Leveson, the Lib Dems, and press freedoms

By lunch-time tomorrow, Lord Leveson’s report on press standards will be public. Downing Street continues to insist that the Prime Minister has not taken a firm decision on how to proceed with the report’s recommendations. The straws in the wind suggest otherwise. Most senior Conservatives, Michael Gove and William Hague among them, have been vocal in rejecting statutory regulation. Some Tories do support a firmer legal framework that would introduce statutory regulation for the press. But the bulk of support within the party is for an approach that stops short of legislation whilst moving the industry away from self-regulation.

Labour leader, Ed Milliband is calling for Leveson’s findings to be implemented without knowing exactly what the report will recommend. Tensions do exist within the Labour Party on the matter, with former Home Secretary, David Blunkett, gathering support for a letter opposing increased regulation. Despite this, the party appears to generally favour bringing the industry to task.
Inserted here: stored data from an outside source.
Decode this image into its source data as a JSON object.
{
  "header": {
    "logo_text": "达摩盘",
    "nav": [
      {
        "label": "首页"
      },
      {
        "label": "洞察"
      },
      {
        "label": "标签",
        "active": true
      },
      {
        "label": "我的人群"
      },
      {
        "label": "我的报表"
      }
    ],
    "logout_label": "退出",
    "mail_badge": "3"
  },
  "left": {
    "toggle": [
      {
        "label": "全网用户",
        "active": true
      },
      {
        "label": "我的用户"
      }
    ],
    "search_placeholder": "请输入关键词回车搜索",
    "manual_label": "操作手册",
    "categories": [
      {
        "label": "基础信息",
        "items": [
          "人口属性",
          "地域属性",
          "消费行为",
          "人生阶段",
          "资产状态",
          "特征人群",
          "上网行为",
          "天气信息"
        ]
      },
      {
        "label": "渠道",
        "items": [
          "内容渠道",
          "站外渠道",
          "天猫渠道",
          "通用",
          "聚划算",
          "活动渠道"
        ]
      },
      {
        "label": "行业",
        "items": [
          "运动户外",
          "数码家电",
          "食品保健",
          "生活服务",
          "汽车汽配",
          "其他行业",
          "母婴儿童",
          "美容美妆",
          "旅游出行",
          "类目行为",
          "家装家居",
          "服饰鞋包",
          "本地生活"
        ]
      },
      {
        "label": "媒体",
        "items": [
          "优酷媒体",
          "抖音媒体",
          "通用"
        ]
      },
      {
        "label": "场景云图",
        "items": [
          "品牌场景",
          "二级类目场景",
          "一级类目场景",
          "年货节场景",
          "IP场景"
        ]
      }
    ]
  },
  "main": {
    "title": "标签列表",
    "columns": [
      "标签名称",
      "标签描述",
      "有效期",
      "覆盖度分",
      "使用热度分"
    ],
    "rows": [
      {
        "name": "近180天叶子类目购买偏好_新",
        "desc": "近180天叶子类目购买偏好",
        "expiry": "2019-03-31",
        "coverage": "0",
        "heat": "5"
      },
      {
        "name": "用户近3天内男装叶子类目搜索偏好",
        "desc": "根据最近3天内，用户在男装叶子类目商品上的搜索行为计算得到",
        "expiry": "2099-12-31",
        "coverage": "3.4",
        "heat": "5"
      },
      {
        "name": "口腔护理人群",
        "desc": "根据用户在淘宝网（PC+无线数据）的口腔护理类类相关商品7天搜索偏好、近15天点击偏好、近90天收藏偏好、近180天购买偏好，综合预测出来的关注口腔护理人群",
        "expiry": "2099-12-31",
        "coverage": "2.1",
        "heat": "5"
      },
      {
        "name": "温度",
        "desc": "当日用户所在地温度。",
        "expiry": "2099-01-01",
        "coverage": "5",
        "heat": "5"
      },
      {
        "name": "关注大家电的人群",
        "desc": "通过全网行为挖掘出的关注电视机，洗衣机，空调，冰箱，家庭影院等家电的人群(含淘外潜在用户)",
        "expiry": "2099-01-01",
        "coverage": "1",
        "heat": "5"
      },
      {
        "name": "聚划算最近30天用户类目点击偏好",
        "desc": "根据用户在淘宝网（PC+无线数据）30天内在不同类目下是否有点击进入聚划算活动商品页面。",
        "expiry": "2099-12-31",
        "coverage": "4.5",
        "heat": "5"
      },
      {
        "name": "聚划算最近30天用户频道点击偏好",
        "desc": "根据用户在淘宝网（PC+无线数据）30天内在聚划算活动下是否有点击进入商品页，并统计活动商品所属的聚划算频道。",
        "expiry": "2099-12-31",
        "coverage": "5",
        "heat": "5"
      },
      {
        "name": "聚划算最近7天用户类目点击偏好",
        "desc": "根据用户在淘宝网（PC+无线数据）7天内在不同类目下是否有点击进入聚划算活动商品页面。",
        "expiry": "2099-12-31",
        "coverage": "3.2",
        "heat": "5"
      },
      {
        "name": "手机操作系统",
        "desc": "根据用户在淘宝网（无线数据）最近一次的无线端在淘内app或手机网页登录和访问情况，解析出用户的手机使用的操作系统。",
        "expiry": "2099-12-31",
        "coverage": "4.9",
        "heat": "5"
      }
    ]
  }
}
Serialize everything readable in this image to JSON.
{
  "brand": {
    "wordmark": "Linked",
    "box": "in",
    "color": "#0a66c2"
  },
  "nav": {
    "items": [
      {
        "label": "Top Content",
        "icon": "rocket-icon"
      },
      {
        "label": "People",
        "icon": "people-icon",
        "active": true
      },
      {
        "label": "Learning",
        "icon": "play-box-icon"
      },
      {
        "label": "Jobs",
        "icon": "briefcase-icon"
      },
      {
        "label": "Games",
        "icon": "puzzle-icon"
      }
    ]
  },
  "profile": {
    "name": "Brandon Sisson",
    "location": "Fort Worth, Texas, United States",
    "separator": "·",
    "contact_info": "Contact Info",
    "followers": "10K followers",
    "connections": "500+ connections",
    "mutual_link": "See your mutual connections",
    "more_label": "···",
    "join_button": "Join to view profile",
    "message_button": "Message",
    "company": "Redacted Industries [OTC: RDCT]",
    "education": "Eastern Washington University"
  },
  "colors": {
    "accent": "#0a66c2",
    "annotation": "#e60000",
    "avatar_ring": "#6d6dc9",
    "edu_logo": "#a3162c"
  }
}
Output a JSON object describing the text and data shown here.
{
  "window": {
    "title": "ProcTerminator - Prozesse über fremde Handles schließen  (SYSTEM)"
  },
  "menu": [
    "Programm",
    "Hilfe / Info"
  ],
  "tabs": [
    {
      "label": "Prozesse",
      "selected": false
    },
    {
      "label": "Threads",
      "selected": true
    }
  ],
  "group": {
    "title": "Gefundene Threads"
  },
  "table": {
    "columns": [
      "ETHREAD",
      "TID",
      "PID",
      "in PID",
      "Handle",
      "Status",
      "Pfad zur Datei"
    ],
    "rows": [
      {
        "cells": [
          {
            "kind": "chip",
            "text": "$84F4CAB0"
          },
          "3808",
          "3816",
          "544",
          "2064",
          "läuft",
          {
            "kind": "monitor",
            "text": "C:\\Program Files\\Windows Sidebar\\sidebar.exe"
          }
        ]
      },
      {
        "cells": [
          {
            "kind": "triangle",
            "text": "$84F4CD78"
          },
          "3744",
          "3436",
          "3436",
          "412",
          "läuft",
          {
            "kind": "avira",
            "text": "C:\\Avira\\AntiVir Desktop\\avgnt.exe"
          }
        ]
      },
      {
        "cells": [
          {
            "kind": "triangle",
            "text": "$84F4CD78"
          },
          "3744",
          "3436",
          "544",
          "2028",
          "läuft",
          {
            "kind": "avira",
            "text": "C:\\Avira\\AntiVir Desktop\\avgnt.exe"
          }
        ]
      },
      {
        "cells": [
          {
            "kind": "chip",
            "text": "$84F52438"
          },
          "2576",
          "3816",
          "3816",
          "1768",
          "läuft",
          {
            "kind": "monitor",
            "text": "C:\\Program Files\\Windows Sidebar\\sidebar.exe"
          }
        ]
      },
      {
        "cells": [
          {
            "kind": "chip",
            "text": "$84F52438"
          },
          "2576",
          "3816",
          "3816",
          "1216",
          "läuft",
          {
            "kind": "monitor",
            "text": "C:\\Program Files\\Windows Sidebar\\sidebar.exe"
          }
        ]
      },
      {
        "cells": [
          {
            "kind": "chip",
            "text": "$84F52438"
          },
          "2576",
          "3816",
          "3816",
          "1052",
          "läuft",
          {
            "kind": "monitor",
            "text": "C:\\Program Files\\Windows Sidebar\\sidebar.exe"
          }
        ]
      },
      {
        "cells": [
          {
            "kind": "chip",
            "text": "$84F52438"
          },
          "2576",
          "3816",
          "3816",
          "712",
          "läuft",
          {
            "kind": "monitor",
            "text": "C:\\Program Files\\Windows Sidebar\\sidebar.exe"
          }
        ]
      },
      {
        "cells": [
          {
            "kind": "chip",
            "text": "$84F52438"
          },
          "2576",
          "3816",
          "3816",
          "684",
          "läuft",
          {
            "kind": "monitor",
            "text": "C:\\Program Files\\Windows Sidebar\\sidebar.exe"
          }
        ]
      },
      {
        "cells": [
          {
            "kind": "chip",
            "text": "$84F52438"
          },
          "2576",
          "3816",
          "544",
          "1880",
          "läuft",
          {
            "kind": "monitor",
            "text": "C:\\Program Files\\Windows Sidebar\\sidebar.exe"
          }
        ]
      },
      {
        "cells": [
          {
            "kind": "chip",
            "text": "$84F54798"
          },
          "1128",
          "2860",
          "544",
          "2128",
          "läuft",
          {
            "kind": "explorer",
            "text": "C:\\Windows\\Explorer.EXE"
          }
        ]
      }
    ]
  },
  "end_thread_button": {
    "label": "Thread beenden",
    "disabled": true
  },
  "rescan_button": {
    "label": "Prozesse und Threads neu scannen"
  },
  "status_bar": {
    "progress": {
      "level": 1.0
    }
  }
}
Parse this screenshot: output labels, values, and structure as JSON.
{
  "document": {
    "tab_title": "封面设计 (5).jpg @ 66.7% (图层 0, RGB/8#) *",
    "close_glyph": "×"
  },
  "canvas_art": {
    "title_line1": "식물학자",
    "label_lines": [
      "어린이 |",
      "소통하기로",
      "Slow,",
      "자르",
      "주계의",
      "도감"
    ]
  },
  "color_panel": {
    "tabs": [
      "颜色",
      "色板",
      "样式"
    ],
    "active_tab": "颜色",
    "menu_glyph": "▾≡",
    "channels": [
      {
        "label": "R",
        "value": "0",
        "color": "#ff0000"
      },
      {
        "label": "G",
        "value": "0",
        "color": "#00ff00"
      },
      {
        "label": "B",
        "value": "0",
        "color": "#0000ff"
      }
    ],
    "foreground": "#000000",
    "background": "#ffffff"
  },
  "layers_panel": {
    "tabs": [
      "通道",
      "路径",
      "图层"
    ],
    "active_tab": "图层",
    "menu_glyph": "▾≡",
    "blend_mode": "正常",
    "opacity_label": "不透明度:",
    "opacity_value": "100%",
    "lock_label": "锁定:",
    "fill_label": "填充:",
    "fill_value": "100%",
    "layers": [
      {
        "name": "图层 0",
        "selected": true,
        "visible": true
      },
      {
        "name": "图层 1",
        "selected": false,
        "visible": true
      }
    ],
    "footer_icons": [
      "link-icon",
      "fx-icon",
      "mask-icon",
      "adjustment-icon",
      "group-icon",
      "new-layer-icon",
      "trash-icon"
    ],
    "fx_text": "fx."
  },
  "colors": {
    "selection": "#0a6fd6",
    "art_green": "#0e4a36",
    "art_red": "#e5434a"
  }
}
Of particular concern to government sources is the very real prospect of Nick Clegg, the Deputy Prime Minister and leader of the Liberal Democrats, supporting a different approach from that of his coalition partners. Lib Dem sources are clear that the party favours stronger legal regulation for the press. There is little doubt that, should the Tories and Lib Dems fail to agree a common approach, a serious clash between the government parties is looming.

That the Liberal Democrats are so freely supporting a tougher regulatory framework is something of a surprise. Few could ignore the egregious abuses carried out by some journalists and newspapers. The public and political revulsion at press malfeasance is why the Leveson inquiry was established. But the party that espouses liberal belief should surely be arguing for maintaining freedom of the press to as great an extent as possible. Instead, having abandoned bandwagons for principles earlier in this Parliament, the Lib Dems now appear to be be abandoning principles to hop on the latest bandwagon.

It is difficult to conceive of another European liberal party calling for constraints on a free press. Germany’s Free Democrats, Denmark’s Venstre, or Sweden’s Centre Party all look like an uncomfortable fit for a party calling for more state control of the press. Yet that is exactly what the Liberal Democrats are likely to be advocating by tomorrow afternoon.

Some senior party members, as highlighted in today’s Financial Times, recognise that the future will be more nuanced than that which Mr Clegg and Mr Miliband appear to desire. John Hemming, a Lib Dem MP is quoted in the FT as saying ““Nick Clegg has made a mistake in nailing his colours to the Leveson mast without knowing which way the ship is sailing.”

The winds do appear to be blowing in a prevailing direction. Most people expect Lord Justice Leveson to recommend some form of statutory regulation. A ‘pre-proposal’ from Lord Black, a former Director of the Press Complaints Commission, recognises that the current system requires change but rejects new legislation. No one disagrees that change is needed. The shape of that change is what will define press freedom in the UK for generations.

Suggestions that statutory regulation would empower the Mugabes and Assads of this world to enact tighter state control of the press under cover of ‘Britain is doing it’ are overblown. Tyrants need no empowerment, nor no fig leaves of cover to take whatever actions they want. Instead, there is a strange dynamic at work when a party that traces its roots to one of the West’s classical liberal forces supports the erosion of a fundamental tenet of liberal belief. Freedom of the press is no guarantee of a democratic society. But a democratic society that undermines press freedom in any way undermines the values on which it is based.

Some will argue that newspapers and journalists bear responsiblity for any future statutory regulation. This argument is false. Newspapers and journalists have seriously, perhaps irrevocably, damaged their standing in British society. Leveson uncovered not only press-hacking but corruption and other criminal acts. It is crucial that we remember all of the actions uncovered were criminal. Rebekah Brooks and Andy Coulson must yet defend themselves in a court of law.

That the industry’s attitude allowed media ethics – and common decency – to be so contemptuously ignored by some, will need to be addressed. Regulation will not do that. All industries suffer from the actions of selfish or compromised people. Regulation of the banking sector has not prevented selfish or unpleasant attitudes from taking hold. Yet the press needs to be able to investigate and act in a way that will question, and upset, politicians. And the press plays a more critical role in democracy and civic life than banks.

Instead of beating the popular drums for short-term revenge, the Liberal Democrats should be advocating the virtues of freedom of speech and freedom of the press. To do anything else tramples on its liberal heritage. We can recognise that the press has to change. We can even blame journalists and newspaper editors for bringing us to this point. If we end up with statutory regulation, it will be because politicians have introduced it. And because the party that should be defending an open and free society, will, most likely, be at the forefront of undermining it.